I believe that was the 2012 IRC.


----------



## Glenn (Feb 12, 2019)

This sounds like history to me...  406.11 2008 NEC.


----------



## jar546 (Feb 12, 2019)

Pcinspector1 said:


> I believe that was the 2012 IRC.



If it was the 2012 IRC then that would point to the 2011 NEC which would conflict with the answer by Glenn who I think is right on this subject.  I think it was the 2008 NEC which would have been the 2009 IRC.


----------



## Equippro77 (Feb 12, 2019)

New to the Forum !!

I want to say it was in 1996 that the use of outlet plug covers were allowed in place of TP so I want to say 93 cycle ...…...


----------



## jar546 (Feb 12, 2019)

Equippro77 said:


> New to the Forum !!
> 
> I want to say it was in 1996 that the use of outlet plug covers were allowed in place of TP so I want to say 93 cycle ...…...
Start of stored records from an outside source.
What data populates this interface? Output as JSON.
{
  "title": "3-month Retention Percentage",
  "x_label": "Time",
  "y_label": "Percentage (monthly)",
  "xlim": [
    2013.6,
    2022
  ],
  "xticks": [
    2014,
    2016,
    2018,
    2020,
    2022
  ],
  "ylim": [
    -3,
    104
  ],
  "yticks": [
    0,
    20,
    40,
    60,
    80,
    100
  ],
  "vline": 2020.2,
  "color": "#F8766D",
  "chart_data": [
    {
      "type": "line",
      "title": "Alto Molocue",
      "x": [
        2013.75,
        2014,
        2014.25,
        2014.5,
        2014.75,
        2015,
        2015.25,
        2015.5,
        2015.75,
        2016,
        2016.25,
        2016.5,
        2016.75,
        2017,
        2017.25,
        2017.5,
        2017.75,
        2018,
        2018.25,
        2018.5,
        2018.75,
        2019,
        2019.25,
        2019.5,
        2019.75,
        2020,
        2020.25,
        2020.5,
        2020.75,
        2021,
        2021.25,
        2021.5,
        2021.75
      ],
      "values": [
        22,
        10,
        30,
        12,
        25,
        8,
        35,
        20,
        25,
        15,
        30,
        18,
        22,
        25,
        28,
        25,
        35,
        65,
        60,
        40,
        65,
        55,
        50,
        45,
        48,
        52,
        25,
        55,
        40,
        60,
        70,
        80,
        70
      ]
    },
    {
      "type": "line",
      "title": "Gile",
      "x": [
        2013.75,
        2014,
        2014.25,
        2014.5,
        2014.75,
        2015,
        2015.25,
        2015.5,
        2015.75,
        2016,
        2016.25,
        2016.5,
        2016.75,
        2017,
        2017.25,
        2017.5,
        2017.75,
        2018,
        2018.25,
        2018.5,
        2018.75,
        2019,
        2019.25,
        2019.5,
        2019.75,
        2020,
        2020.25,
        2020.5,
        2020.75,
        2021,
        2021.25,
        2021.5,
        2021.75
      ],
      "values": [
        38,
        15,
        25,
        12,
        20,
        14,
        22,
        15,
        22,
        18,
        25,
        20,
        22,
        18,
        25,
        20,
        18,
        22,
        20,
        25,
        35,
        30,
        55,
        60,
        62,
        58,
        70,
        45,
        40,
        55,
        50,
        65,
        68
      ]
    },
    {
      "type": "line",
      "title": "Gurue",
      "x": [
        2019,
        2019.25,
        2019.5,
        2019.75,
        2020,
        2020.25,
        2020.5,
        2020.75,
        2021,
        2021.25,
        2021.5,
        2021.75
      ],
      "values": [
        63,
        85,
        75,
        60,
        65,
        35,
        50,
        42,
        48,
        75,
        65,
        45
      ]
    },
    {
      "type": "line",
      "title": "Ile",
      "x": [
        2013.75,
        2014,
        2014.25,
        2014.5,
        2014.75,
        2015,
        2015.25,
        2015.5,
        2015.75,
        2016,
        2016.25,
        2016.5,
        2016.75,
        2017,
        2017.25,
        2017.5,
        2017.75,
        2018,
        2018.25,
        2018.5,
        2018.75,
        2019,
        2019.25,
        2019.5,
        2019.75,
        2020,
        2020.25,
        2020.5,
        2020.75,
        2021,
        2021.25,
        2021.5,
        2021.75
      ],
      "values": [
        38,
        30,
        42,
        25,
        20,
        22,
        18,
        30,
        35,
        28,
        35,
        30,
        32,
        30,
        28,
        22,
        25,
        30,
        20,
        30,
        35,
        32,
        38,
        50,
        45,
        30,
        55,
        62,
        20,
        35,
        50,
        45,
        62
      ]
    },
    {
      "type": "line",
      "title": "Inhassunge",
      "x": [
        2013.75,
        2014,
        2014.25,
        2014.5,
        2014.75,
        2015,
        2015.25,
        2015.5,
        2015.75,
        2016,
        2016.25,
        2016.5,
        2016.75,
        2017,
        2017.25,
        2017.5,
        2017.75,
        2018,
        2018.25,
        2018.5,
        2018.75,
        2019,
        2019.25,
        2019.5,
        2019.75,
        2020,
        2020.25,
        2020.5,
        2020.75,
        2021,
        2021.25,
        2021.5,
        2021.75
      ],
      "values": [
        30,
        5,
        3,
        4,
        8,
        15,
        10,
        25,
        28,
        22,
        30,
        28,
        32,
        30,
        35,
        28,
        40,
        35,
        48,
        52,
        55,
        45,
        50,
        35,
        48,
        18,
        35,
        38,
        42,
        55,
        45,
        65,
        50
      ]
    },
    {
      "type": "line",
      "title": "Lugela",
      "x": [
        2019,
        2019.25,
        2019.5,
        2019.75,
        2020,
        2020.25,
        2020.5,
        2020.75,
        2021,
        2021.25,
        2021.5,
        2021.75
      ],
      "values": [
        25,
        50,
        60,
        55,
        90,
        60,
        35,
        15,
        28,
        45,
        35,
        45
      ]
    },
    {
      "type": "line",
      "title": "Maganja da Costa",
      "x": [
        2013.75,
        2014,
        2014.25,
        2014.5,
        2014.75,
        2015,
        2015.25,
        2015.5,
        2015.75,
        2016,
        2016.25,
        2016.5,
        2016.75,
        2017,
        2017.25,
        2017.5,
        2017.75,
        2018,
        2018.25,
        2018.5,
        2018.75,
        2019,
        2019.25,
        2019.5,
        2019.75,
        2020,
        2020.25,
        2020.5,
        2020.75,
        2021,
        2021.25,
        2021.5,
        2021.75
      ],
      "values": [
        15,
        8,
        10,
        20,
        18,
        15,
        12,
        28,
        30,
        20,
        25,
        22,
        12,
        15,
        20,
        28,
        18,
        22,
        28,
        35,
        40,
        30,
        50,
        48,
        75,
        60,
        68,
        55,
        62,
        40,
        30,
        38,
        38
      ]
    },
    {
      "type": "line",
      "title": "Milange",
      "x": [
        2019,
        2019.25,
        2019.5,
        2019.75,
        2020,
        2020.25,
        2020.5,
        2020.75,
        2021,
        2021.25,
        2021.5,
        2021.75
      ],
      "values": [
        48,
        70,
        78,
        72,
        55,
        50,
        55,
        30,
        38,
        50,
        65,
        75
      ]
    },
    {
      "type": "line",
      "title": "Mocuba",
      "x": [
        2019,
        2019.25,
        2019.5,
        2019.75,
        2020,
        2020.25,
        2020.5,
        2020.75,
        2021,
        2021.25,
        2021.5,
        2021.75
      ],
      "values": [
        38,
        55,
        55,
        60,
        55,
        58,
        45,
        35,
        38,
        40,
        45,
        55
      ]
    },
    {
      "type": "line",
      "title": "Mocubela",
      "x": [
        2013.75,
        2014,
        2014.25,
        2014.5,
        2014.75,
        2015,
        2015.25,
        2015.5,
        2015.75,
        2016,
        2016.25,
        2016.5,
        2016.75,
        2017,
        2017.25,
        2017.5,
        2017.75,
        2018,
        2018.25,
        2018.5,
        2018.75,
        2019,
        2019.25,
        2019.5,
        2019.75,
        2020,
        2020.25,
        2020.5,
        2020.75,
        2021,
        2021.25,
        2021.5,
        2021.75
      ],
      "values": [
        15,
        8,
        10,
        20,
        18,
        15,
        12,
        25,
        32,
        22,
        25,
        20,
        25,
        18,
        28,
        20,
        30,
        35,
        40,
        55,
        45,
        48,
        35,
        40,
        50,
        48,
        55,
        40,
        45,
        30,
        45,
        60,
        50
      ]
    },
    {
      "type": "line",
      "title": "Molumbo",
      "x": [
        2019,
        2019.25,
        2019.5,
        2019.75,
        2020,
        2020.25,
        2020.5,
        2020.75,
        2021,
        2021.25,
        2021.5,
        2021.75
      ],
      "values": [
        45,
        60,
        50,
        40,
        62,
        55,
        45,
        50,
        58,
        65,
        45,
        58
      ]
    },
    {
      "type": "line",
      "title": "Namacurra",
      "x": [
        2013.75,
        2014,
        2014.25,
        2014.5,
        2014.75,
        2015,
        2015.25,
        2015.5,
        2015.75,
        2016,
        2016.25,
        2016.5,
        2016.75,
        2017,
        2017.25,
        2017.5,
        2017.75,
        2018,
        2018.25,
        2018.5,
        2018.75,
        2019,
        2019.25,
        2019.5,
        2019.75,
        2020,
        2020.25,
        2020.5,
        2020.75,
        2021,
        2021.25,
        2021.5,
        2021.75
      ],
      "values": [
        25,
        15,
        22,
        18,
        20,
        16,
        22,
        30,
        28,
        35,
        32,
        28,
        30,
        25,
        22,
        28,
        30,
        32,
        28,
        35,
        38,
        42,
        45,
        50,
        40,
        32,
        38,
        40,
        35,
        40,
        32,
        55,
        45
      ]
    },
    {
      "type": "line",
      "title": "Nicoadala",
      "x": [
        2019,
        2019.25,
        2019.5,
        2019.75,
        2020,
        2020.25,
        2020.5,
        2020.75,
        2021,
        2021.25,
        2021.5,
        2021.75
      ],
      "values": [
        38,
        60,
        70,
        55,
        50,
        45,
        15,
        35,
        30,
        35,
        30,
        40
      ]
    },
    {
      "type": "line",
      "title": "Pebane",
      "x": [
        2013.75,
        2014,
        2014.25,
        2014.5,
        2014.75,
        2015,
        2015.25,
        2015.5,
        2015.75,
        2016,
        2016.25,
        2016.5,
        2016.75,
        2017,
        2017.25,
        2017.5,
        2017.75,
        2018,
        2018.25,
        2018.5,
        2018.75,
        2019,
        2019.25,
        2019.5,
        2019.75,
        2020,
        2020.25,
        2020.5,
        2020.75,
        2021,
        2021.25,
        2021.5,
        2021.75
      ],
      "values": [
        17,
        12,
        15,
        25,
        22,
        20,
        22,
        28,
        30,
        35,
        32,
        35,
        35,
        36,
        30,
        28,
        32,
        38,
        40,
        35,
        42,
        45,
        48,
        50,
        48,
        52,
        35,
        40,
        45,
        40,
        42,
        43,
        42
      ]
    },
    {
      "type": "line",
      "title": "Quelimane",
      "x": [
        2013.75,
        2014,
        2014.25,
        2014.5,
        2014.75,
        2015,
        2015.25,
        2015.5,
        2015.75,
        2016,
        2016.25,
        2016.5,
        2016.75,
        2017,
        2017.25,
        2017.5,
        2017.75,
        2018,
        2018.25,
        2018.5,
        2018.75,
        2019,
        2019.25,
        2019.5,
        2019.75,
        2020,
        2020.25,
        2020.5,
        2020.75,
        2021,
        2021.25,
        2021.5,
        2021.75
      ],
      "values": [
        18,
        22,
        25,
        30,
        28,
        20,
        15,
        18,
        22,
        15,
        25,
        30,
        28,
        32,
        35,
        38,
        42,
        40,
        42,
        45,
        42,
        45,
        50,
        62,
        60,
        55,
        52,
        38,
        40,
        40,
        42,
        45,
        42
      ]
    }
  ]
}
Welcome and:  Uh Oh!  Looks like we have another opinion......


----------



## Equippro77 (Feb 12, 2019)

Thank you, yes I see that....I stand corrected


----------



## Glenn (Feb 13, 2019)

This was yesterday's delivery.  I dork pretty hard on code history.  The dusty pages sitting next to me remember more than I do.


----------



## Pcinspector1 (Feb 13, 2019)

Thank's Glenn, proof there is a reason to keep or collect code books. 

I did not have the 2008 NEC or the 2009 IRC and never concerned adopting that code cycle. Were additional rooms added like they did the AFCI's?


----------



## Glenn (Feb 13, 2019)

Pcinspector1 said:


> Thank's Glenn, proof there is a reason to keep or collect code books.
> 
> I did not have the 2008 NEC or the 2009 IRC and never concerned adopting that code cycle. Were additional rooms added like they did the AFCI's?


2008 just said all receptacles in 210.52
2011 added the that it's only "nonlocking-type" and it gave exceptions for above 5.5 ft., when part of a luminarie or appliance, dedicated appliance receptacles, etc.


----------



## HForester (Feb 18, 2019)

one would think our memories are infallible....if lives depended on answers from memory, people would surely die!  I am slowly learning that I can't trust my memory,,,makes me sad that I am not as good as I think I am...


----------